Assembly Member for Nalchar

Personal details
- Born: 1 January 1952 Kemtali
- Died: 10 March 2012 (aged 60) Agartala
- Party: Communist Party of India (Marxist)
- Other political affiliations: General secretary of the Tripura Scheduled Caste Coordination Committee

= Sukumar Barman =

Indian politician

Sukumar Barman (1 January 1952, in Kemtali – 10 March 2012, in Agartala) was an Indian politician. He was a prominent leader of the Scheduled Castes in Tripura.

Barman hailed from an impoverished fishing family in Sonamura district. His family sent him to live with an uncle in order to attend school, and he first came into contact with activist politics through the student movement. He completed his higher secondary examination in 1971. He went on to join the peasants' movement.

Barman became a member of the Communist Party of India (Marxist) in 1976. Between 1978 and 1983, he served as elected village pradhan of Kemtali. He then became a member of the Tripura State Committee of the party. He also became the general secretary of the Tripura Scheduled Caste Coordination Committee.

From 1988 onwards he was a member of the Tripura Legislative Assembly, representing the Nalchar constituency. During the Indian National Congress/Tripura Upajati Juba Samiti government of 1988–1993, Barman was the target of several assassination attempts.
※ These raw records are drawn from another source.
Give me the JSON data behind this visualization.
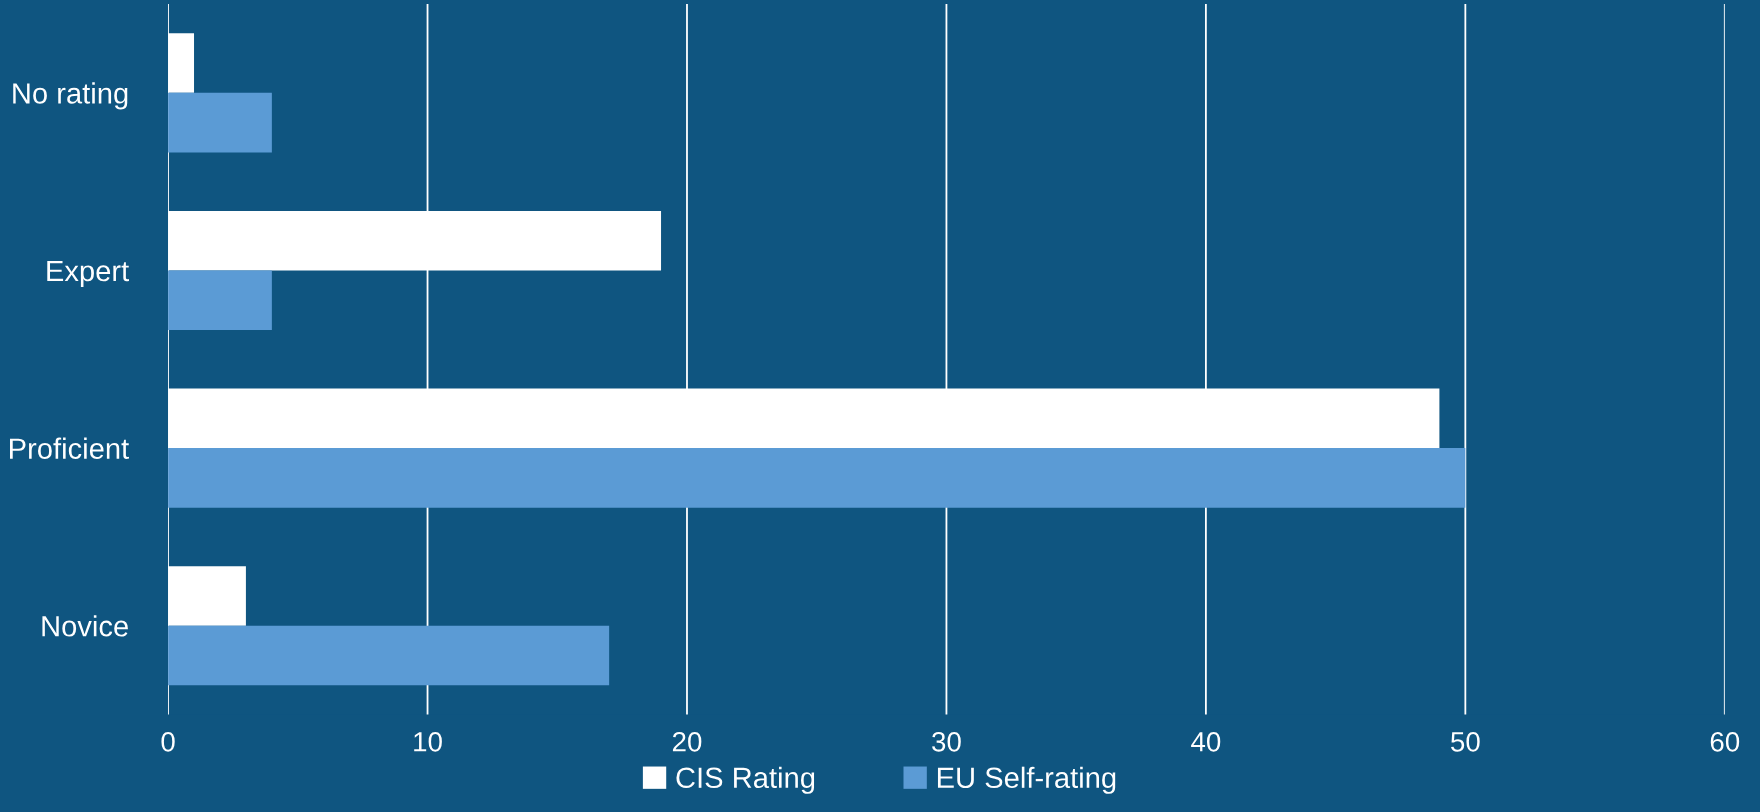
{
  "chart_data": {
    "type": "bar",
    "orientation": "horizontal",
    "categories": [
      "No rating",
      "Expert",
      "Proficient",
      "Novice"
    ],
    "series": [
      {
        "name": "CIS Rating",
        "color": "#ffffff",
        "values": [
          1,
          19,
          49,
          3
        ]
      },
      {
        "name": "EU Self-rating",
        "color": "#5b9bd5",
        "values": [
          4,
          4,
          50,
          17
        ]
      }
    ],
    "xlim": [
      0,
      60
    ],
    "xticks": [
      0,
      10,
      20,
      30,
      40,
      50,
      60
    ],
    "grid": "x",
    "legend": "bottom"
  }
}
When the Left Front returned to government in Tripura in 1993, Barman was named Minister of State. Between 1998 and 2004 he served as the Tripura Minister of Transport and Fisheries. He lost his cabinet position after the downsizing of the government that resulted from The Constitution (91st Amendment) Act 2003.

Barman served as the chairman of the state owned land development bank and Tripura Road Transport Corporation. He was also a well known swimmer.

Barman died in March 2012 at G.B. Pant hospital in Agartala, where he had been admitted following a brain haemorrhage. The state government declared a two-day mourning period, during which the national flag was flown at half mast. His body was cremated in Kemtali.